Ellora Cave Temple

The cave temples were built between 350 and 700 years. The 2 km long cave system consists of 34 caves with Buddhist, Hindu and Jain places of worship. Of particular importance is the 30 m² large, richly decorated Hindu Shiva temple Kailasha.

Ellora cave temple: facts

Official title: Ellora cave temple
Cultural monument: 34 cave temples (»chaityas«) and monasteries (»viharas«), which were carved into basalt cliffs and extend over 2 km; 12 Buddhist, 17 Hindu and 5 Jain places of worship; including the 30 m² Hindu Kailasha Temple
Continent: Asia
Country: India, Maharashtra
Location: Ellora, northwest of Aurangabad
Appointment: 1983
Meaning: Example of a place of worship of three religious currents in India that has existed for over four centuries and is run in the spirit of tolerance

Ellora Cave Temple: History

around 600-800 Buddhist cave temples such as cave no. 5 with 20 cells
around 800-1000 Jain cave temples such as Indra Sabhaum
900 Hindu cave temples such as Ravanas Cave (Cave No. 14)
1976 complete discovery of cave temple 11

Ellora’s emptiness comes from humans

Buddhists who had previously left Ajanta carved the first temples into the rocks of Ellora in the 6th century. The Hindus followed and later the Jaina. But there is no trace of the most famous and notorious residents of the sanctuaries today. At the beginning of the last century, some distance from the city of Aurangabad, the so-called “Thags” had settled in the caves along the rocky Maharashtra plateau. These were members of a fanatical secret society who worshiped the bloodthirsty goddess Kali. The Thags made human sacrifices to her. Strangers were attacked and strangled according to a ritual that was fixed down to the smallest detail until they died in agony. The victims were then cremated. Even the British colonial rulers were long lost to the secret society, despite all their military power. It was more than three decades before the Thags could finally be fumigated; a victory that cost many victims and was only achieved after agents had been smuggled into the secret society.

The stone pillars, replicas of the god Shiva and countless other deities watched the murderous activities of the Thags just as silently as they let countless visitors pass by today who stroll noisily through the caves. It gives the impression that they want to drive away the eerie memories, maybe even the evil spirits that could live in the semi-dark caves. Most of the visitors to Ellora have no idea of ​​the bloodthirsty history from modern times. According to areacodesexplorer, Indian chroniclers like to hide this episode from the first half of the 19th century. Instead, they try to emphasize the peaceful coexistence of Buddhists, Hindus and Jaina.

Ellora is highly praised by many as the largest rock sanctuary in India. It is an appreciation that the caves have earned mainly because of the Kailasha Temple. The construction of this replica of the mountain of gods Kailash in the Himalayas, on which, according to tradition, the god Shiva is enthroned, took several decades. 15,000 tons of overburden – a weight equivalent to around a thousand medium-sized cars – was painstakingly carved out of the volcanic rock and removed. This temple is not really a building, but basically a sculpture. The builders of this rock temple let their workers remove rock until a 60 by 90 meter and 30 meter deep square with a 30 by 60 meter boulder in the middle remained. The temple, including all ornaments, was then carved out of this.

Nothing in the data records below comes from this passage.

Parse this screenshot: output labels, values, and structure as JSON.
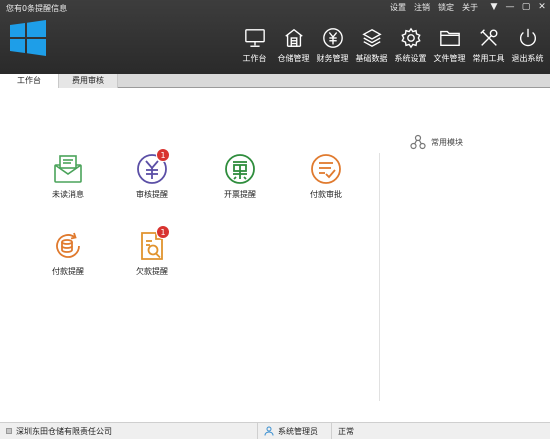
{
  "header": {
    "info_text": "您有0条提醒信息",
    "links": [
      "设置",
      "注销",
      "锁定",
      "关于"
    ],
    "window_controls": [
      "▼",
      "—",
      "▢",
      "✕"
    ]
  },
  "nav": [
    {
      "label": "工作台",
      "icon": "monitor-icon"
    },
    {
      "label": "仓储管理",
      "icon": "warehouse-icon"
    },
    {
      "label": "财务管理",
      "icon": "yen-icon"
    },
    {
      "label": "基础数据",
      "icon": "layers-icon"
    },
    {
      "label": "系统设置",
      "icon": "gear-icon"
    },
    {
      "label": "文件管理",
      "icon": "folder-icon"
    },
    {
      "label": "常用工具",
      "icon": "tools-icon"
    },
    {
      "label": "退出系统",
      "icon": "power-icon"
    }
  ],
  "tabs": [
    {
      "label": "工作台",
      "active": true
    },
    {
      "label": "费用审核",
      "active": false
    }
  ],
  "tiles": [
    {
      "label": "未读消息",
      "icon": "mail-icon",
      "color": "#4aa35a",
      "badge": ""
    },
    {
      "label": "审核提醒",
      "icon": "yen-circle-icon",
      "color": "#5b4fa6",
      "badge": "1"
    },
    {
      "label": "开票提醒",
      "icon": "invoice-icon",
      "color": "#2f8d3d",
      "badge": ""
    },
    {
      "label": "付款审批",
      "icon": "approval-list-icon",
      "color": "#e07a2e",
      "badge": ""
    },
    {
      "label": "付款提醒",
      "icon": "coins-icon",
      "color": "#e07a2e",
      "badge": ""
    },
    {
      "label": "欠款提醒",
      "icon": "debt-search-icon",
      "color": "#e0932e",
      "badge": "1"
    }
  ],
  "favorites": {
    "label": "常用模块",
    "icon": "modules-icon"
  },
  "status": {
    "company": "深圳东田仓储有限责任公司",
    "user": "系统管理员",
    "state": "正常"
  }
}
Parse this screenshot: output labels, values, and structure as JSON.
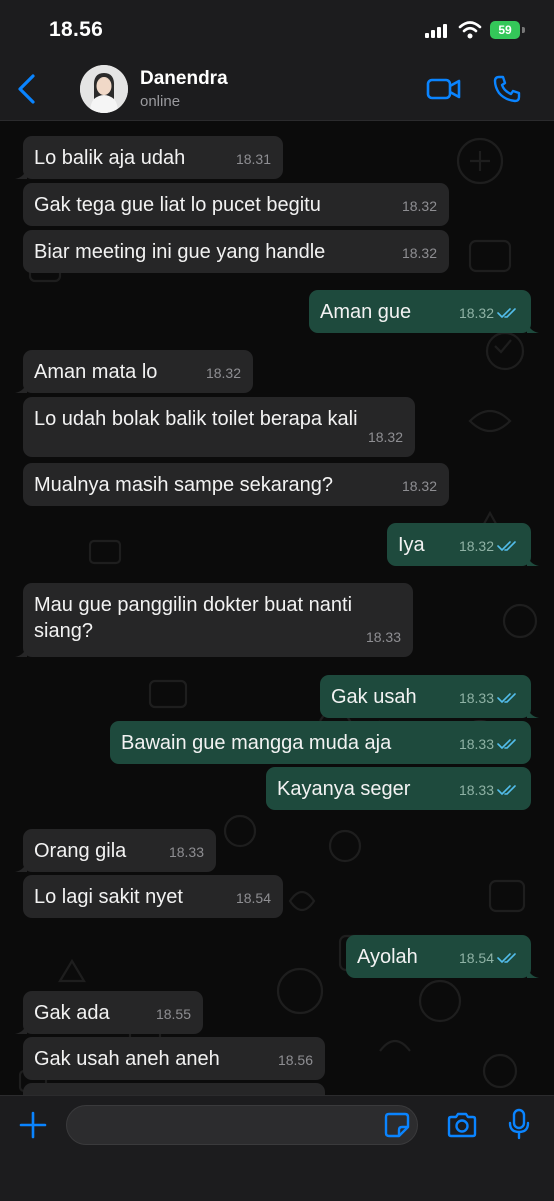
{
  "status_bar": {
    "time": "18.56",
    "battery": "59"
  },
  "header": {
    "contact_name": "Danendra",
    "contact_status": "online"
  },
  "colors": {
    "accent": "#0a84ff",
    "outgoing_bubble": "#1e4a3d",
    "incoming_bubble": "#262627",
    "read_tick": "#53bdeb"
  },
  "messages": [
    {
      "dir": "in",
      "text": "Lo balik aja udah",
      "time": "18.31"
    },
    {
      "dir": "in",
      "text": "Gak tega gue liat lo pucet begitu",
      "time": "18.32"
    },
    {
      "dir": "in",
      "text": "Biar meeting ini gue yang handle",
      "time": "18.32"
    },
    {
      "dir": "out",
      "text": "Aman gue",
      "time": "18.32"
    },
    {
      "dir": "in",
      "text": "Aman mata lo",
      "time": "18.32"
    },
    {
      "dir": "in",
      "text": "Lo udah bolak balik toilet berapa kali",
      "time": "18.32"
    },
    {
      "dir": "in",
      "text": "Mualnya masih sampe sekarang?",
      "time": "18.32"
    },
    {
      "dir": "out",
      "text": "Iya",
      "time": "18.32"
    },
    {
      "dir": "in",
      "text": "Mau gue panggilin dokter buat nanti siang?",
      "time": "18.33"
    },
    {
      "dir": "out",
      "text": "Gak usah",
      "time": "18.33"
    },
    {
      "dir": "out",
      "text": "Bawain gue mangga muda aja",
      "time": "18.33"
    },
    {
      "dir": "out",
      "text": "Kayanya seger",
      "time": "18.33"
    },
    {
      "dir": "in",
      "text": "Orang gila",
      "time": "18.33"
    },
    {
      "dir": "in",
      "text": "Lo lagi sakit nyet",
      "time": "18.54"
    },
    {
      "dir": "out",
      "text": "Ayolah",
      "time": "18.54"
    },
    {
      "dir": "in",
      "text": "Gak ada",
      "time": "18.55"
    },
    {
      "dir": "in",
      "text": "Gak usah aneh aneh",
      "time": "18.56"
    }
  ],
  "input": {
    "value": ""
  },
  "icons": {
    "back": "chevron-left-icon",
    "video": "video-camera-icon",
    "call": "phone-icon",
    "plus": "plus-icon",
    "sticker": "sticker-icon",
    "camera": "camera-icon",
    "mic": "microphone-icon"
  }
}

Columns, shrines, figures all emerged from this one solid boulder – a complete structure that is outwardly no different from other south Indian temples. The temple is three stories high on the back wall; pillars up to 15 meters high line the side passages – a unique highlight of rock architecture in South Asia, in view of which the other caves of Ellora almost threaten to fade in their charisma.

But the builders weren’t just interested in creating a unique masterpiece. In their opinion, the temple was only worthy of the world-ruling god Shiva if the rock from which it was built has had its place there since the beginning of the world – like the mountain of the gods Kailash in the Himalayas, a 6,000-meter-high summit Hindus go on pilgrimages to this day. Man should not create the building, he should only take care of the empty space that surrounds the seat of the gods. A fascinating concept: the human being as the creator of emptiness, of nothing. The builders of Ellora were not only great builders and craftsmen, they also had philosophical foresight.